Monday, July 27, 2015

The Second Passover (Sermon for the Ninth Sunday after Pentecost) John 6:1-24


Sermon for the Ninth Sunday after Pentecost
John 6:1-24
7.26.15
Calvary - St. George's Church, Manhattan

Have any of you ever celebrated Passover?


Have any of you ever been to a seder?


Growing up in a Jewish family on my mother’s side, I went to seders almost every year. At these feasts we would celebrate the liberation of the people of God from their bondage in Egypt. The freedom of slaves from their oppressors; victims from their victimizers.


The point of Passover is to bring to remembrance the Exodus story, where God called on Moses to confront the Pharaoh--the ruler of Egypt--and tell him to let God’s people go. Only the Pharaoh likes being in control and he likes his slaves, so he refuses. In response, God brings judgment on Egypt, and he does so in the form of plagues.


The reason why the season is called Passover has to do with the tenth and final plague, where God instructs Moses to tell Pharaoh that if you continue to hold my people in bondage I will strike down all of your firstborn. Pharaoh, stubborn to the end, again refuses. Instead of choosing liberation, he chooses the way oppression, and therefore, of judgment and death.


At this, Moses returns to the people of God--his people--and tells them to feast. He tells them to take a lamb, sacrifice and eat it, and to put the blood of the lamb on the doorposts of their houses. With this the angel will know to pass over the house not taking the first born. The next day with this great and terrible judgment inflicted on all of Egypt, the Pharaoh, finally, let Moses and his people go...

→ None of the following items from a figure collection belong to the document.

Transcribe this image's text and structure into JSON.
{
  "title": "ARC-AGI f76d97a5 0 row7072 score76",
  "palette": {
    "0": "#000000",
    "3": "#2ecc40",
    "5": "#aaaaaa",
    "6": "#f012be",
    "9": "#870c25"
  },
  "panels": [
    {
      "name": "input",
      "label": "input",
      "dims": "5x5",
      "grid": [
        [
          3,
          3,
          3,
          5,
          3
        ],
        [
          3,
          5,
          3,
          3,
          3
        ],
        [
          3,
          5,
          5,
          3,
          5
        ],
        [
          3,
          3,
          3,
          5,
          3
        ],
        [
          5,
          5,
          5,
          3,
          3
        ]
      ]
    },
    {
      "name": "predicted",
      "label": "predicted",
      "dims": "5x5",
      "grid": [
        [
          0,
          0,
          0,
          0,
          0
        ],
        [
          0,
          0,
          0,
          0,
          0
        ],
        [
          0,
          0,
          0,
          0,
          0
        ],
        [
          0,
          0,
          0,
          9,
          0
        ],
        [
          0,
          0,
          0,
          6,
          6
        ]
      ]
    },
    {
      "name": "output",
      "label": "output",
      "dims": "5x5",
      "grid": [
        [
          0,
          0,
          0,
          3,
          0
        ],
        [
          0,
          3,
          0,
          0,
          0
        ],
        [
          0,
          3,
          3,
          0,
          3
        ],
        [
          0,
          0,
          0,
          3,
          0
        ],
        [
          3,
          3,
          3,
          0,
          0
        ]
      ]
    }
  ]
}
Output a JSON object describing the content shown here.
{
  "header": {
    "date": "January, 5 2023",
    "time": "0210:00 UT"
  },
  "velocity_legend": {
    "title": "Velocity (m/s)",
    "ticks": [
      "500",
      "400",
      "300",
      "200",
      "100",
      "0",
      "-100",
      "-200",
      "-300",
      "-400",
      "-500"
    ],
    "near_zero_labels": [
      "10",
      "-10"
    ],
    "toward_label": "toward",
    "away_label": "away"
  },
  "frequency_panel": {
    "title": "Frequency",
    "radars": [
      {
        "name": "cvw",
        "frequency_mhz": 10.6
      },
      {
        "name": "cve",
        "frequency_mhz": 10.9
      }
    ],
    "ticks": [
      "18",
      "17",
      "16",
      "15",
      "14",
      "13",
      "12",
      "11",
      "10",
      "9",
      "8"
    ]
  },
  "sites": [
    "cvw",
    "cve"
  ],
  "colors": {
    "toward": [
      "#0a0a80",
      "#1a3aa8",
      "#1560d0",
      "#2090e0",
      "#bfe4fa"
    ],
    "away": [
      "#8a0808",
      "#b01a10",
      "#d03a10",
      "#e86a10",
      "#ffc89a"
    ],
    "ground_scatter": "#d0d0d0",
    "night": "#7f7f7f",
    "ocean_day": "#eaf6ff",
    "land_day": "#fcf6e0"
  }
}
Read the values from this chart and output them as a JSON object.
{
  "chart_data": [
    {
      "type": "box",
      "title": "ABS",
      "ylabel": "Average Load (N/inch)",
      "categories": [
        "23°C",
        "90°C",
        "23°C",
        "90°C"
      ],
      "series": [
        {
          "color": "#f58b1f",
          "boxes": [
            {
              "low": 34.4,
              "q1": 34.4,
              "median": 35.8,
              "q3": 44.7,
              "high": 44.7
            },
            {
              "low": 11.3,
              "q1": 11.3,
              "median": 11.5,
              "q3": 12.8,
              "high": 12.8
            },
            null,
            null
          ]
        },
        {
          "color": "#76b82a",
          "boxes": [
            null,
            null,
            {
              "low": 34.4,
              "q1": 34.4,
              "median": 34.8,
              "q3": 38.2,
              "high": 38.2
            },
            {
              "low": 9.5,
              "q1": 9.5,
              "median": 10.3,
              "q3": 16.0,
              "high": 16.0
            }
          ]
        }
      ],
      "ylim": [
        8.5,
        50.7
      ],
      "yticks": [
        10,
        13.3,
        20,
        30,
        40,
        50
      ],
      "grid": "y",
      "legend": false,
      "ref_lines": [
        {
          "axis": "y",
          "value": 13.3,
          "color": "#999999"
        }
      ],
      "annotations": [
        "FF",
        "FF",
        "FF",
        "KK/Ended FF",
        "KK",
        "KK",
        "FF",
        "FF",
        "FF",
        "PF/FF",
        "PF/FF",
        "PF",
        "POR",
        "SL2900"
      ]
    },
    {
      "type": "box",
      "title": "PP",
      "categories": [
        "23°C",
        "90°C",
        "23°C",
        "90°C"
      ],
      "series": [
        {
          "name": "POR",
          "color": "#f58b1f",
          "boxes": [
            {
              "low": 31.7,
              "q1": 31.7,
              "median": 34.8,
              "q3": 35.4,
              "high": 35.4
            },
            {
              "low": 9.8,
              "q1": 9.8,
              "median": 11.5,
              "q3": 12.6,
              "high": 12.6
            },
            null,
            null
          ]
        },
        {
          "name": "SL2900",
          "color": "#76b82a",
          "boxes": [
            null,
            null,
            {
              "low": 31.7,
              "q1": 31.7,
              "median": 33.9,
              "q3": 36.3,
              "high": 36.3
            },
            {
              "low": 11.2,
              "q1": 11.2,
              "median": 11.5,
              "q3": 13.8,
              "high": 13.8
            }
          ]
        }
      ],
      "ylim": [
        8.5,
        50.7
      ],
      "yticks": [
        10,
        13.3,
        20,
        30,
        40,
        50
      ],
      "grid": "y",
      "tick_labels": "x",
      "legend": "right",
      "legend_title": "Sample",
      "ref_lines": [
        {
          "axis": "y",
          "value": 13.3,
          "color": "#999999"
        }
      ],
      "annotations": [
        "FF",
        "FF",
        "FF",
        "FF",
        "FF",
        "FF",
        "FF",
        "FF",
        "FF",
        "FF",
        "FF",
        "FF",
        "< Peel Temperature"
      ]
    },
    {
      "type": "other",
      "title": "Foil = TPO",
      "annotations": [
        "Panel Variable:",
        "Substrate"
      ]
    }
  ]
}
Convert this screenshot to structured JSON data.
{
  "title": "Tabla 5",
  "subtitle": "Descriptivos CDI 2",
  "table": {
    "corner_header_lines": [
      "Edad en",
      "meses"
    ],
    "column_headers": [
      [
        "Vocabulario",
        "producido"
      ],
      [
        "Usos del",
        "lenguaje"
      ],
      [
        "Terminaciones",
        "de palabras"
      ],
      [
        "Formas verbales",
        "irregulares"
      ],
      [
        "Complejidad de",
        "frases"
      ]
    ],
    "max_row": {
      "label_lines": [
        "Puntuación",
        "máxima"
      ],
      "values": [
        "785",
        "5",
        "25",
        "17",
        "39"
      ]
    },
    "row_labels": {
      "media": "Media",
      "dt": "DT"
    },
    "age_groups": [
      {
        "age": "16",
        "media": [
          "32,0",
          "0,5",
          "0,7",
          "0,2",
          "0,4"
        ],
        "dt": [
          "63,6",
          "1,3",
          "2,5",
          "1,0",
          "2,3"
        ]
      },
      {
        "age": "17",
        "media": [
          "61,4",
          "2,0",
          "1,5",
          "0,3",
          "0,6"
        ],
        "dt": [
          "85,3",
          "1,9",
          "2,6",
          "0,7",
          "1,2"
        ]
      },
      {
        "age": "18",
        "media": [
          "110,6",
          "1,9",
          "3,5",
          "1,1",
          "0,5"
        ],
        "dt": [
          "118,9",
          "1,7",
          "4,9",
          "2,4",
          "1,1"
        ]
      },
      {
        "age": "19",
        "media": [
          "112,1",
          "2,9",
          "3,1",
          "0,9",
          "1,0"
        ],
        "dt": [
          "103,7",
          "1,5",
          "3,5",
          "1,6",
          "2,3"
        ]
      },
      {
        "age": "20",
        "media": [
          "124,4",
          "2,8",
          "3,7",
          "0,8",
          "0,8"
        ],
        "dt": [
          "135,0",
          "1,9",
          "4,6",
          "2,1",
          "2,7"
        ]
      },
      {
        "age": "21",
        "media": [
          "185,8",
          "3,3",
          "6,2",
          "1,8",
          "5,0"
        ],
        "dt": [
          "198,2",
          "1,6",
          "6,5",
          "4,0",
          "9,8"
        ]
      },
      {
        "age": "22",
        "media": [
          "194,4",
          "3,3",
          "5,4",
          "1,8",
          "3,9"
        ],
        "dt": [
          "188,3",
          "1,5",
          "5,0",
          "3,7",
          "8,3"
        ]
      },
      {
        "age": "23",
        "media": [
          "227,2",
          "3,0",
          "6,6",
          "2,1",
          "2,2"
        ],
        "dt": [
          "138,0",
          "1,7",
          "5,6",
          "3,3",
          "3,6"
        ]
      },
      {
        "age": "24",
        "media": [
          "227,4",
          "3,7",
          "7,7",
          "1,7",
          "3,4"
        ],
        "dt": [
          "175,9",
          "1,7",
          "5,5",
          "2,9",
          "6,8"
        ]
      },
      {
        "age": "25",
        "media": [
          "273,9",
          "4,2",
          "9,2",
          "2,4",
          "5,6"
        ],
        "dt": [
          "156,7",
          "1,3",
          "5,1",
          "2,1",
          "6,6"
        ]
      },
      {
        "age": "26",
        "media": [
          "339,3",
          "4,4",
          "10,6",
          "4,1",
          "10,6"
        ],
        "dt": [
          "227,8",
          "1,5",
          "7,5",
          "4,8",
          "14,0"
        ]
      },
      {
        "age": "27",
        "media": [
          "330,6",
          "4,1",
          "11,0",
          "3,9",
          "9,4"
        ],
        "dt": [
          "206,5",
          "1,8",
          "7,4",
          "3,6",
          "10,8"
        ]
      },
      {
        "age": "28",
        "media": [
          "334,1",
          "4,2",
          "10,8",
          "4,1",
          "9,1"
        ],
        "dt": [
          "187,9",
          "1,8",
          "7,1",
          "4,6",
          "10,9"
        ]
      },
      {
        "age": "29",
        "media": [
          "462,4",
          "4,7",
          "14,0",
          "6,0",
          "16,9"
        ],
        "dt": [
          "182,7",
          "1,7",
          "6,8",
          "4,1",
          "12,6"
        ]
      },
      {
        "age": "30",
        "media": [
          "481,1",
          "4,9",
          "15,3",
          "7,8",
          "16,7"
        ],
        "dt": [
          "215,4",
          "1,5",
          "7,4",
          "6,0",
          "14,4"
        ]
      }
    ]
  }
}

I’ve always enjoyed the seder feasts that I’ve been to. They are joyous occasions filled with the stories of a great people. But a few seders ago I began to think about the story from the perspective of the Egyptians. Not from the perspective of the Pharaoh, the rulers of Egypt, or the taskmasters who subjugated the people of God, but from the perspective of the ordinary Egyptians who were just going about their ordinary lives. The ones who were minding their own business. The ones who might not have given a second thought about the people of God. Or, if they had, must have thought that having the Hebrews as slaves was just the ordinary way of things; the way things had to be.


But the scary thing about this story is that the text makes clear that these people--the ordinary, everyday, barely aware--were under judgment, too. These people were viewed as complicit in the oppression of the people of God. And this threw me through a bit of a loop. It made me wonder if I might unknowingly be an oppressor of the people of God. It made me wonder if I might be complicit in the victimization of the lowly. As an American with plenty, it made me worry that I, like the everyday Egyptians of old, might be on the wrong side of the fence. So I began to think about this story in a whole new way, and wondered what this passage might mean for me and the ones that I love?